Requiem pour Athènes
Cela ne suffira pas. Dans trois mois, dans six mois, le gouvernement grec devra prendre de nouvelles mesures d’austérité ; et les États européens devront verser de nouvelles aides. Mais cela ne suffira jamais. Il faudra recommencer. Les baisses de salaires tuent la croissance grecque dans l’œuf ; l’euro trop fort l’empêche d’exporter. La population refusera les exigences des marchés financiers. Elle finira par avoir gain de cause. Dans un régime démocratique, l’histoire finit toujours ainsi.
La Grèce ne remboursera jamais ses dettes. Les Français et les Allemands s’étripent au sujet d’un éventuel rééchelonnement, mais savent qu’ils y sont condamnés. Le gouvernement français veut seulement donner aux banques le temps de se préparer à la catastrophe. L’euro était vicié dès l’origine, parce que la zone euro n’est pas une zone économique optimale. Il était ridicule de donner la monnaie des Allemands hyperproductifs aux Grecs, ou même aux Espagnols à la productivité bien plus médiocre. Pendant quelques années, l’illusion a fonctionné. Les Grecs ont pu emprunter au même taux que les Allemands. Les banques françaises et allemandes en ont profité autant que les consommateurs grecs. C’est le principe des dealers et des junkies. L’heure est venue pour tous de payer. Or, personne ne veut passer à la caisse, ni les Grecs ni les banques.
Alors, ce sont les contribuables français et allemands qui payent. Le nouveau plan en préparation s’élèverait à une centaine de milliards d’euros. De quoi effacer en quelques minutes nos efforts français d’économies budgétaires. Il faut un budget européen commun qui compense, nous disent les fervents européistes ; que les plus riches payent pour les pauvres. Cette compensation est opérée par le budget des États-Unis, ou même le budget de la France pour les Antilles ou la Corrèze.
C’est l’histoire de l’Europe depuis des années : les erreurs sont corrigées par d’autres erreurs, dans une espèce de fuite en avant sans fin. Les inconvénients qu’apporte l’Europe ne peuvent être amendés que par encore plus d’Europe. On le voit pour Schengen, pour le grand marché de l’énergie, et pour l’euro. Quand fera-t-on le bilan ? Mais l’Europe n’est pas une nation. Les Allemands ne se sentent pas solidaires des Grecs. On peut le regretter, mais, comme disait de Gaulle : « On ne fait pas de politique en dehors des réalités. »
Il suffit pourtant d’observer les réactions populaires pour constater que l’euro éloigne et oppose les peuples plus qu’il ne les rapproche. Qu’ils vendent leurs îles, disent les Allemands. On ne veut pas du retour des nazis, leur répondent les Grecs.
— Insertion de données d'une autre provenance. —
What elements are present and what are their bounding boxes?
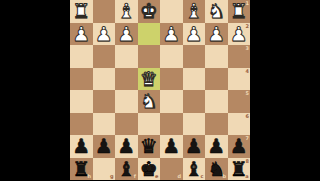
square-c2[interactable]: ♟ bbox=[183, 23, 206, 46]
square-e3[interactable] bbox=[138, 45, 161, 68]
white-king-piece[interactable]: ♚ bbox=[138, 0, 161, 23]
white-pawn-piece[interactable]: ♟ bbox=[160, 23, 183, 46]
square-g4[interactable] bbox=[93, 68, 116, 91]
file-label-g: g bbox=[110, 174, 114, 179]
black-pawn-piece[interactable]: ♟ bbox=[93, 135, 116, 158]
square-h7[interactable]: ♟ bbox=[70, 135, 93, 158]
black-pawn-piece[interactable]: ♟ bbox=[183, 135, 206, 158]
square-h6[interactable] bbox=[70, 113, 93, 136]
black-knight-piece[interactable]: ♞ bbox=[205, 158, 228, 181]
square-c7[interactable]: ♟ bbox=[183, 135, 206, 158]
square-f6[interactable] bbox=[115, 113, 138, 136]
square-e7[interactable]: ♛ bbox=[138, 135, 161, 158]
square-b6[interactable] bbox=[205, 113, 228, 136]
black-king-piece[interactable]: ♚ bbox=[138, 158, 161, 181]
square-e2[interactable] bbox=[138, 23, 161, 46]
app-background: ♜♝♚♝♞♜1♟♟♟♟♟♟♟23♛4♞56♟♟♟♛♟♟♟♟7♜hg♝f♚ed♝c… bbox=[0, 0, 320, 180]
square-h4[interactable] bbox=[70, 68, 93, 91]
square-b7[interactable]: ♟ bbox=[205, 135, 228, 158]
square-g3[interactable] bbox=[93, 45, 116, 68]
square-g7[interactable]: ♟ bbox=[93, 135, 116, 158]
square-d8[interactable]: d bbox=[160, 158, 183, 181]
square-b1[interactable]: ♞ bbox=[205, 0, 228, 23]
square-a4[interactable]: 4 bbox=[228, 68, 251, 91]
black-pawn-piece[interactable]: ♟ bbox=[70, 135, 93, 158]
black-bishop-piece[interactable]: ♝ bbox=[115, 158, 138, 181]
square-a2[interactable]: ♟2 bbox=[228, 23, 251, 46]
square-f7[interactable]: ♟ bbox=[115, 135, 138, 158]
square-a6[interactable]: 6 bbox=[228, 113, 251, 136]
square-h1[interactable]: ♜ bbox=[70, 0, 93, 23]
square-d1[interactable] bbox=[160, 0, 183, 23]
rank-label-6: 6 bbox=[246, 114, 249, 119]
square-a5[interactable]: 5 bbox=[228, 90, 251, 113]
square-e4[interactable]: ♛ bbox=[138, 68, 161, 91]
white-bishop-piece[interactable]: ♝ bbox=[115, 0, 138, 23]
square-c8[interactable]: ♝c bbox=[183, 158, 206, 181]
white-knight-piece[interactable]: ♞ bbox=[138, 90, 161, 113]
square-f1[interactable]: ♝ bbox=[115, 0, 138, 23]
black-bishop-piece[interactable]: ♝ bbox=[183, 158, 206, 181]
square-d2[interactable]: ♟ bbox=[160, 23, 183, 46]
square-a3[interactable]: 3 bbox=[228, 45, 251, 68]
chess-board: ♜♝♚♝♞♜1♟♟♟♟♟♟♟23♛4♞56♟♟♟♛♟♟♟♟7♜hg♝f♚ed♝c… bbox=[70, 0, 250, 180]
square-f5[interactable] bbox=[115, 90, 138, 113]
square-g8[interactable]: g bbox=[93, 158, 116, 181]
white-pawn-piece[interactable]: ♟ bbox=[205, 23, 228, 46]
white-bishop-piece[interactable]: ♝ bbox=[183, 0, 206, 23]
black-pawn-piece[interactable]: ♟ bbox=[115, 135, 138, 158]
square-c6[interactable] bbox=[183, 113, 206, 136]
rank-label-3: 3 bbox=[246, 46, 249, 51]
square-f3[interactable] bbox=[115, 45, 138, 68]
black-pawn-piece[interactable]: ♟ bbox=[228, 135, 251, 158]
white-rook-piece[interactable]: ♜ bbox=[228, 0, 251, 23]
square-a7[interactable]: ♟7 bbox=[228, 135, 251, 158]
square-a1[interactable]: ♜1 bbox=[228, 0, 251, 23]
square-d3[interactable] bbox=[160, 45, 183, 68]
file-label-d: d bbox=[177, 174, 181, 179]
square-h5[interactable] bbox=[70, 90, 93, 113]
square-e8[interactable]: ♚e bbox=[138, 158, 161, 181]
square-b5[interactable] bbox=[205, 90, 228, 113]
white-pawn-piece[interactable]: ♟ bbox=[115, 23, 138, 46]
square-a8[interactable]: ♜8a bbox=[228, 158, 251, 181]
square-e5[interactable]: ♞ bbox=[138, 90, 161, 113]
square-h8[interactable]: ♜h bbox=[70, 158, 93, 181]
square-f2[interactable]: ♟ bbox=[115, 23, 138, 46]
square-g2[interactable]: ♟ bbox=[93, 23, 116, 46]
square-e6[interactable] bbox=[138, 113, 161, 136]
square-b3[interactable] bbox=[205, 45, 228, 68]
square-c4[interactable] bbox=[183, 68, 206, 91]
black-pawn-piece[interactable]: ♟ bbox=[205, 135, 228, 158]
white-knight-piece[interactable]: ♞ bbox=[205, 0, 228, 23]
square-h3[interactable] bbox=[70, 45, 93, 68]
rank-label-4: 4 bbox=[246, 69, 249, 74]
white-pawn-piece[interactable]: ♟ bbox=[228, 23, 251, 46]
rank-label-5: 5 bbox=[246, 91, 249, 96]
square-c1[interactable]: ♝ bbox=[183, 0, 206, 23]
square-e1[interactable]: ♚ bbox=[138, 0, 161, 23]
square-g5[interactable] bbox=[93, 90, 116, 113]
white-pawn-piece[interactable]: ♟ bbox=[183, 23, 206, 46]
square-b2[interactable]: ♟ bbox=[205, 23, 228, 46]
square-g1[interactable] bbox=[93, 0, 116, 23]
square-d5[interactable] bbox=[160, 90, 183, 113]
white-queen-piece[interactable]: ♛ bbox=[138, 68, 161, 91]
square-d6[interactable] bbox=[160, 113, 183, 136]
black-pawn-piece[interactable]: ♟ bbox=[160, 135, 183, 158]
square-f8[interactable]: ♝f bbox=[115, 158, 138, 181]
square-c5[interactable] bbox=[183, 90, 206, 113]
square-c3[interactable] bbox=[183, 45, 206, 68]
square-d7[interactable]: ♟ bbox=[160, 135, 183, 158]
square-d4[interactable] bbox=[160, 68, 183, 91]
square-h2[interactable]: ♟ bbox=[70, 23, 93, 46]
black-rook-piece[interactable]: ♜ bbox=[70, 158, 93, 181]
white-pawn-piece[interactable]: ♟ bbox=[70, 23, 93, 46]
black-rook-piece[interactable]: ♜ bbox=[228, 158, 251, 181]
white-pawn-piece[interactable]: ♟ bbox=[93, 23, 116, 46]
white-rook-piece[interactable]: ♜ bbox=[70, 0, 93, 23]
square-f4[interactable] bbox=[115, 68, 138, 91]
black-queen-piece[interactable]: ♛ bbox=[138, 135, 161, 158]
square-b4[interactable] bbox=[205, 68, 228, 91]
square-b8[interactable]: ♞b bbox=[205, 158, 228, 181]
square-g6[interactable] bbox=[93, 113, 116, 136]
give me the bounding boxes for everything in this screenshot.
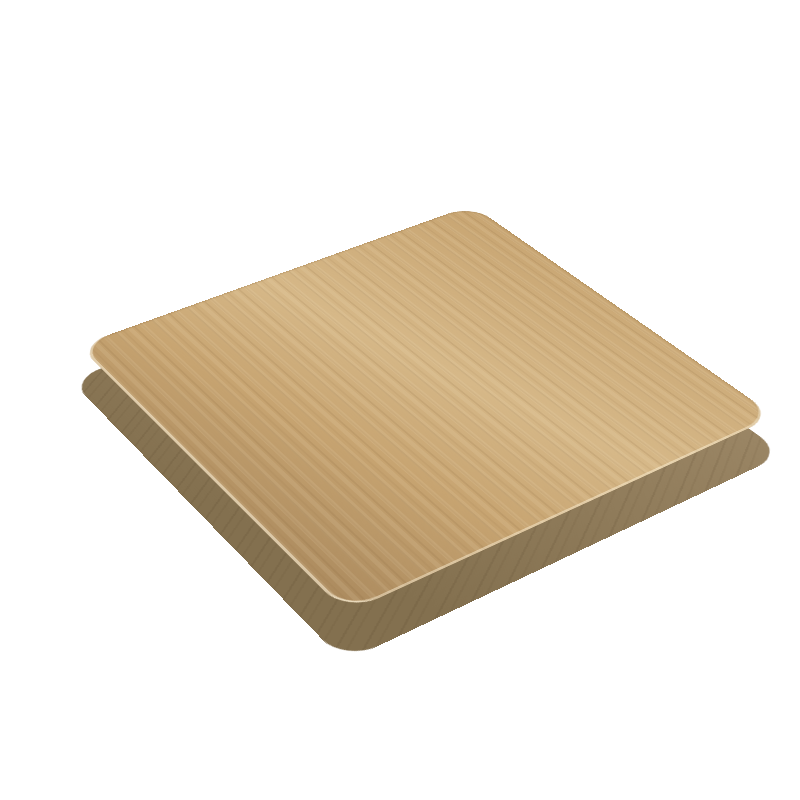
board-top-face (78, 205, 775, 613)
trivet-board (78, 205, 775, 613)
product-photo (0, 0, 800, 800)
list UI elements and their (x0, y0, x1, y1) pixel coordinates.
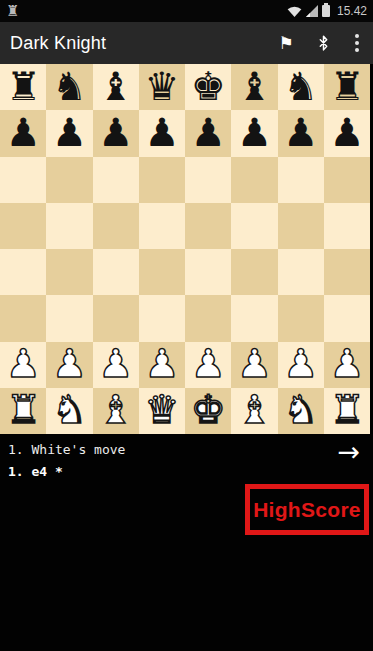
square-e3[interactable] (185, 295, 231, 341)
bluetooth-button[interactable] (318, 34, 329, 52)
square-d6[interactable] (139, 157, 185, 203)
square-h3[interactable] (324, 295, 370, 341)
piece-white-pawn: ♟ (237, 344, 272, 383)
square-f4[interactable] (231, 249, 277, 295)
square-a1[interactable]: ♜ (0, 388, 46, 434)
square-c1[interactable]: ♝ (93, 388, 139, 434)
flag-icon: ⚑ (279, 35, 294, 52)
square-d5[interactable] (139, 203, 185, 249)
square-c5[interactable] (93, 203, 139, 249)
square-e2[interactable]: ♟ (185, 342, 231, 388)
square-g7[interactable]: ♟ (278, 110, 324, 156)
square-a3[interactable] (0, 295, 46, 341)
piece-black-king: ♚ (191, 67, 226, 106)
piece-black-knight: ♞ (52, 67, 87, 106)
square-a7[interactable]: ♟ (0, 110, 46, 156)
piece-white-pawn: ♟ (191, 344, 226, 383)
square-b8[interactable]: ♞ (46, 64, 92, 110)
piece-white-queen: ♛ (144, 390, 179, 429)
piece-white-pawn: ♟ (6, 344, 41, 383)
square-f3[interactable] (231, 295, 277, 341)
square-g8[interactable]: ♞ (278, 64, 324, 110)
square-h1[interactable]: ♜ (324, 388, 370, 434)
piece-white-pawn: ♟ (52, 344, 87, 383)
square-h7[interactable]: ♟ (324, 110, 370, 156)
square-a6[interactable] (0, 157, 46, 203)
square-b1[interactable]: ♞ (46, 388, 92, 434)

Et même si les Allemands et les Français acceptaient de bonne grâce de payer pour les Grecs, est-ce un destin pour une nation fière que de tendre la main jusqu’à la fin des temps ? Pourquoi ne pas donner à ce pays les moyens monétaires de retrouver un second souffle ? Il faut reconnaître que le retour à la drachme entraînerait une hausse vertigineuse du montant d’endettement et un risque d’inflation. Une catastrophe pour éviter une catastrophe. Nous sommes dans un de ces moments terribles de l’Histoire où il n’y a plus de bonne solution.